Without sounding too smug (and exactly like a bajillion other people that I've read about), I'm super-duper qualified: I've loved all things Disney since I was a child; I began vacationing at WDW in 1978, and visited every park during its opening year after that time; I loved the place so much that I became a Cast Member in a woefully underpaid position just to work there; since returning to Florida six years ago, I've been a passholder for the last three (the closest I could get to being a Cast Member again.) Friends and family from all over ask me about my Disney knowledge (although I find a large number of my friends know quite a bit about the place, too.)
But above and beyond all that, I find a passion for Disney that reaches back to my Cast Member days and beyond. When I first went to work for Disney as a Culinary Assistant, I tried to reconcile my life's aspiration of Doing Important And Meaningful Work with working at, well, a resort. And I found that one day, during my Cast Member training (Traditions...is it still called that, by the way?) it suddenly became clear: working for Disney is a calling.

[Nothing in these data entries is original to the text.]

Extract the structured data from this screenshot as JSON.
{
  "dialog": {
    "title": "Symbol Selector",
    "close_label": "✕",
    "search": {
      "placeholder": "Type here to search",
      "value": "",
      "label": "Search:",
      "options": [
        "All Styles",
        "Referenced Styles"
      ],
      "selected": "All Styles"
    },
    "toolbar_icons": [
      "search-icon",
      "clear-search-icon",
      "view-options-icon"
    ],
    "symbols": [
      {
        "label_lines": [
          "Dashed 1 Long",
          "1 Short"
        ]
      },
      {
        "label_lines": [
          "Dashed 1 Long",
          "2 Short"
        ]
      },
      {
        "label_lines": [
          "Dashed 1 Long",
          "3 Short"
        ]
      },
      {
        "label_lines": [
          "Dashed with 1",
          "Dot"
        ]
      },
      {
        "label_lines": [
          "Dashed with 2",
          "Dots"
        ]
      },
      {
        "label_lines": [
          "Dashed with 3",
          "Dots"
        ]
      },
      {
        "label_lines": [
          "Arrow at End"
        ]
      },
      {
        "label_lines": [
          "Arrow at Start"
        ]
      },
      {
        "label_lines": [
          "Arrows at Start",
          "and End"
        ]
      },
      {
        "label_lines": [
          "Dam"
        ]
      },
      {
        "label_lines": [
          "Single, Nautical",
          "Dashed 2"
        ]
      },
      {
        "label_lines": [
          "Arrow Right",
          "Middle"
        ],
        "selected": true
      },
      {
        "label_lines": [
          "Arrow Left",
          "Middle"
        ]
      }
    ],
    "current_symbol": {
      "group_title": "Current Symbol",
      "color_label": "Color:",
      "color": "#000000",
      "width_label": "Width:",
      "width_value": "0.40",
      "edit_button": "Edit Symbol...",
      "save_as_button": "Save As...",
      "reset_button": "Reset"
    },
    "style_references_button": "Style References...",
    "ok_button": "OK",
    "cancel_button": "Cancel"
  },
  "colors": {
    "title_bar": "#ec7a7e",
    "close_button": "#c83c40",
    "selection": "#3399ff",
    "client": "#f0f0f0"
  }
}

People come to visit from all over the world. They are so tired, and so stressed with the day to day worries and troubles. But...if we can help them to relax and make some beautiful memories, and send them back to their day to day lives refueled and recharged, then we've done some important work.
And so with that in mind, I applied on Monday, with a fussy baby, well, fussing, and a head cold and raging hormones. Will I be successful? Will my answers to three short essay questions (100 words or less! I can't tell you my name or answer "How's the Weather?" in a hundred words or less!) wow anyone? I don't know. But I choose to look on even applying for the Mom's Panel as an opportunity. And that, I think, will make all the difference.
I should, or should not, hear something by the beginning of October. I shall keep you in the loop.